Battery startups join forces: Contour acquires ActaCell

Innovation in battery manufacturing tends to take a really long time and can be pretty difficult. For startups, is there safety in numbers? Contour Energy Systems, which makes fluorine-based battery technology has acquired ActaCell, a lithium ion battery technology developer in Austin, Texas.

The companies actually called the move “a merger” in the press release, but the first thing you learn as a business reporter is that there are no mergers. Contour Energy Systems has raised a lot more money than ActaCell, and ActaCell is becoming a subsidiary of Contour, so I think it’s safe to call it an acquisition. The companies didn’t release terms of the deal.

I haven’t heard much about ActaCell in a couple years. The company was founded in 2007 and managed to raise a $ 5.8 million Series A round from well known investors including DFJ Mercury, Google.org’s RechargeIT program, Applied Ventures (the VC arm of Applied Materials), and Good Energies. That was back when Google was just starting to experiment with investing in some cleantech startups, and nowadays it has largely moved away from this strategy.

ActaCell also raised a $ 3 million grant from the National Institute of Standards and Technology’s Technology Innovation Program. According to SEC filings, ActaCell hasn’t raised any more funding since then.

ActaCell has been working on commercializing low-cost, high-power lithium-ion battery materials based on tech from professor Arumugam Manthiram at the University of Texas at Austin. The company holds exclusive patents for making a cathode from manganese spinel, and an anode from a “high energy nanocomposite alloy.”

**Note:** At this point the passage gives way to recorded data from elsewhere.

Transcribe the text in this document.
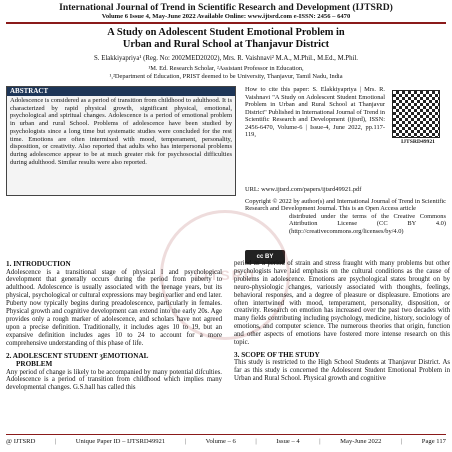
International Journal of Trend in Scientific Research and Development (IJTSRD)
Volume 6 Issue 4, May-June 2022 Available Online: www.ijtsrd.com e-ISSN: 2456 – 6470
A Study on Adolescent Student Emotional Problem in
Urban and Rural School at Thanjavur District
S. Elakkiyapriya¹ (Reg. No: 2002MED20202), Mrs. R. Vaishnavi² M.A., M.Phil., M.Ed., M.Phil.
¹M. Ed. Research Scholar, ²Assistant Professor in Education,
¹,²Department of Education, PRIST deemed to be University, Thanjavur, Tamil Nadu, India
ABSTRACT
Adolescence is considered as a period of transition from childhood to adulthood. It is characterized by rapid physical growth, significant physical, emotional, psychological and spiritual changes. Adolescence is a period of emotional problem in urban and rural School. Problems of adolescence have been studied by psychologists since a long time but systematic studies were concluded for the rest time. Emotions are often intermixed with mood, temperament, personality, disposition, or creativity. Also reported that adults who has interpersonal problems during adolescence appear to be at much greater risk for psychosocial difficulties during adulthood. Similar results were also reported.
How to cite this paper: S. Elakkiyapriya | Mrs. R. Vaishnavi "A Study on Adolescent Student Emotional Problem in Urban and Rural School at Thanjavur District" Published in International Journal of Trend in Scientific Research and Development (ijtsrd), ISSN: 2456-6470, Volume-6 | Issue-4, June 2022, pp.117-119,
IJTSRD49921
URL: www.ijtsrd.com/papers/ijtsrd49921.pdf
Copyright © 2022 by author(s) and International Journal of Trend in Scientific Research and Development Journal. This is an Open Access article
cc BY
distributed under the terms of the Creative Commons Attribution License (CC BY 4.0) (http://creativecommons.org/licenses/by/4.0)
IJTSRD
1. INTRODUCTION
Adolescence is a transitional stage of physical l and psychological development that generally occurs during the period from puberty to adulthood. Adolescence is usually associated with the teenage years, but its physical, psychological or cultural expressions may begin earlier and end later. Puberty now typically begins during preadolescence, particularly in females. Physical growth and cognitive development can extend into the early 20s. Age provides only a rough marker of adolescence, and scholars have not agreed upon a precise definition. Traditionally, it includes ages 10 to 19, but an expansive definition includes ages 10 to 24 to account for a more comprehensive understanding of this phase of life.
2. ADOLESCENT STUDENT ʒEMOTIONAL
PROBLEM
Any period of change is likely to be accompanied by many potential difculties. Adolescence is a period of transition from childhood which implies many developmental changes. G.S.hall has called this
period as a period of strain and stress fraught with many problems but other psychologists have laid emphasis on the cultural conditions as the cause of problems in adolescence. Emotions are psychological states brought on by neuro-physiologic changes, variously associated with thoughts, feelings, behavioral responses, and a degree of pleasure or displeasure. Emotions are often intertwined with mood, temperament, personality, disposition, or creativity. Research on emotion has increased over the past two decades with many fields contributing including psychology, medicine, history, sociology of emotions, and computer science. The numerous theories that origin, function and other aspects of emotions have fostered more intense research on this topic.
3. SCOPE OF THE STUDY
This study is restricted to the High School Students at Thanjavur District. As far as this study is concerned the Adolescent Student Emotional Problem in Urban and Rural School. Physical growth and cognitive
@ IJTSRD	|	Unique Paper ID – IJTSRD49921	|	Volume – 6	|	Issue – 4	|	May-June 2022	|	Page 117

Contour Energy Systems, on the other hand, closed a $ 20 million series C round back in October 2011 and had raised $ 30 million before that. Contour makes battery technology using the element fluorine, which is volatile but which could deliver longer lasting, higher power batteries for devices spanning from smart meters to pacemakers, and one day electric vehicles and laptops.

Contour says Actacell’s battery tech will allow it to enter new markets and provide new products. ActaCell says in the release that it will be able to speed up its technology to a commercial phase more quickly in partnership with Contour.